Oh, yeah. Physics.
“Come on, People! Can we at least wait until after Thanksgiving before we start celebrating Christmas?”
I hear this phrase so often, it’s become more irritating than extra weeks of carols and crummy ornament displays could ever hope to be.
Yes, I understand the problems with starting the Christmas season too early. I don’t want to impose on those who don’t celebrate Christmas. I certainly don’t agree with starting Black Friday sales on Thanksgiving Day itself. I don’t want to buy a tree in October and have it turn brown before December starts.
What gets to me is people who do celebrate Christmas but like to tell the early starters that they’re doing it wrong because of some subjective opinion that waiting is less tacky. I don’t want someone else telling me when to start stocking up on sparkly paper or start watching in to those ridiculous Hallmark Channel movies (sorry, Mom).

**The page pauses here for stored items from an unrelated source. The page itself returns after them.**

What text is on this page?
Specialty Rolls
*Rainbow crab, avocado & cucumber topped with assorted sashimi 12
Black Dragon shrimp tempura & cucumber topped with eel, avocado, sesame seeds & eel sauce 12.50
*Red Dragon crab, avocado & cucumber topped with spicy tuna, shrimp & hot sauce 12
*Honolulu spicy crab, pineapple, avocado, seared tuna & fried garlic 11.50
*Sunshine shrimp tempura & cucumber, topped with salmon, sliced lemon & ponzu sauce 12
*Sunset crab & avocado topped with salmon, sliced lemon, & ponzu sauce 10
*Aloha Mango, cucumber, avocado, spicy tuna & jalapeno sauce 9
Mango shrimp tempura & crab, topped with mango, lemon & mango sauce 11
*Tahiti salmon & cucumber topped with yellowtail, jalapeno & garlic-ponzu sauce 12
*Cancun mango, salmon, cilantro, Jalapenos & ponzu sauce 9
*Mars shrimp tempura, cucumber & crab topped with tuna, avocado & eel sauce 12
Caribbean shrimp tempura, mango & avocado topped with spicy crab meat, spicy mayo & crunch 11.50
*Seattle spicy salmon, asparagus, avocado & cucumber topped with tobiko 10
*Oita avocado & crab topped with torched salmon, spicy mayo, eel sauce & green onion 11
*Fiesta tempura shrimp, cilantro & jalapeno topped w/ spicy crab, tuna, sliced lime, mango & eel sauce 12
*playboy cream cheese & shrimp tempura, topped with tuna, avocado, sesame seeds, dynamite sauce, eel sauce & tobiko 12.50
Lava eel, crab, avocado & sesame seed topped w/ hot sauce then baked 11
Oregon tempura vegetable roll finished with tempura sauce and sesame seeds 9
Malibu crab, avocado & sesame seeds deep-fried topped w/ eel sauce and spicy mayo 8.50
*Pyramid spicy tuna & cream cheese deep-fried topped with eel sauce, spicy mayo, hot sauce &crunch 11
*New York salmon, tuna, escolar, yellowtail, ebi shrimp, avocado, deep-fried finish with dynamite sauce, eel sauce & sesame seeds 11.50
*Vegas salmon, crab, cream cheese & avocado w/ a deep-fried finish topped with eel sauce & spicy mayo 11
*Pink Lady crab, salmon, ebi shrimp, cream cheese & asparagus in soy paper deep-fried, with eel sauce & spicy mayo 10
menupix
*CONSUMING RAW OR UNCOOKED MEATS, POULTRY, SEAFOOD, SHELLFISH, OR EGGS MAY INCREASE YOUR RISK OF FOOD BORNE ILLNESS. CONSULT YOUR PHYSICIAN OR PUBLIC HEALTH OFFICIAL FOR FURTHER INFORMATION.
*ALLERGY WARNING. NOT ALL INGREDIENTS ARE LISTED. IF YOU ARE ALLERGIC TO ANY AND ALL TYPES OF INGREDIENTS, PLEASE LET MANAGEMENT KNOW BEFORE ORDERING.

Every November, Christmas is characterized as a bully who comes into Thanksgiving territory and takes over. But I think Thanksgiving sealed its own fate when it put Santa at the end of its Thanksgiving Day Parade. Thanksgiving is like that guy who wants to throw a party, but he’s not sure he’s popular enough to get people to show up. So Thanksgiving calls his super-popular friend, Christmas, and says, “Come on, Christmas, can you drop in on my day for a little bit? People will get more excited if they know you’re coming too.” Then, when Christmas shows up, everyone is like, “Hey, look, Christmas is here! We can start celebrating that too” And Thanksgiving gets jealous and tells Christmas to leave, but Christmas is all “Hey, you invited me here.” And everyone makes a big scene and then you’re never sure if you can invite those holidays to the same party ever again and Halloween is going to get jealous to have been left out…
I clearly didn’t know how to end that metaphor, but you get the idea.

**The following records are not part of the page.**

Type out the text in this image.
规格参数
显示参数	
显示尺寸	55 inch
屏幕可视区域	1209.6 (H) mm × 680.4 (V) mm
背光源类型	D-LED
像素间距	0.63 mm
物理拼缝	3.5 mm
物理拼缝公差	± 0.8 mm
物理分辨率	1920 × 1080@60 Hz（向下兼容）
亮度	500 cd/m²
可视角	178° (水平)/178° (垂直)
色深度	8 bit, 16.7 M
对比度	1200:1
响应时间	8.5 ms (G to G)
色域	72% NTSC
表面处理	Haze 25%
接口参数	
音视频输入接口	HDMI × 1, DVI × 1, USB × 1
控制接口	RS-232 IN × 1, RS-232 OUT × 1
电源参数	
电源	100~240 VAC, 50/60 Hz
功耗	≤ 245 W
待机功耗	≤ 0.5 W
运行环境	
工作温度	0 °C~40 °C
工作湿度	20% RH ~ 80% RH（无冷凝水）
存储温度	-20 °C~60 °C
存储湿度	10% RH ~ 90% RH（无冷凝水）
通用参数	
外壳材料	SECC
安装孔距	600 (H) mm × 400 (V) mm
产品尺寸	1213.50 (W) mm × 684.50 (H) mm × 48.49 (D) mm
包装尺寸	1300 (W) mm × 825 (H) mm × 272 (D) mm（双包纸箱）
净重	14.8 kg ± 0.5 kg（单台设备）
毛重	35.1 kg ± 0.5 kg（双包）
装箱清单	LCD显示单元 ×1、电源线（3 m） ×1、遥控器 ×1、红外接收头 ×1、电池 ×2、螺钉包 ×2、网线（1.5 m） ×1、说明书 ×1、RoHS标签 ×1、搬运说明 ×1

Still need a little help rationalizing your decision to kick off the Christmas season now? Here’s a list of reasons why it’s okay to get a head start.
Avoid the Rush
Maybe it’s not a bad idea to get some of that shopping and card writing out of the way. You can get your preparations done bit by bit, instead of cramming it all in late December when you’d rather be visiting with friends or watching specials. Besides, if you do get stuck scrambling to get all your Christmas prep done at the last minute, you can bet that those same sanctimonious people who told you “Don’t start so early,” in November will now be saying, “You should have started earlier” in an equally smug tone. Forget that noise.
The Weather Ain’t getting any Nicer
Wouldn’t you rather hit the mall early than wait for the sky to fill with sleet, the roads to fill with slush and all parking lots to look like that skating rink from A Charlie Brown Christmas? Sure, this isn’t a problem for people all over the world, but for quite a few places, planning for icy conditions makes all the difference.
Be Merciful to the Post Office
Ever notice how Amazon.com offers rewards for people who can get their gift orders placed early. I suspect that the Postal Service, FedEx, UPS, and anyone else involved in delivery would rather deliver some gifts and cards early than ship everyone’s orders all at once in one big, backbreaking heap.
Even if you love Christmas, you gotta admit, it can be controversial. People who don’t celebrate Christmas can feel excluded and not everyone can agree on how to solve that problem. And then we get sucked into weird arguments about red coffee cups. But Thanksgiving isn’t always a cornucopia of political correctness either. Are we celebrating a harvest festival or a brief period of peace before the betrayal of the indigenous people? Not to mention how overconsumption of meat affects vegans, vegetarians, and anyone with a special diet. Heck, I think the whole reason why more people aren’t talking about the problems with Thanksgiving is because they’re already distracted by the problems with Christmas. For better or worse, celebrating Christmas early creates a smokescreen that protects Thanksgiving from greater scrutiny.
Wether you like to wait or dive in, I wish you a Happy Whatever.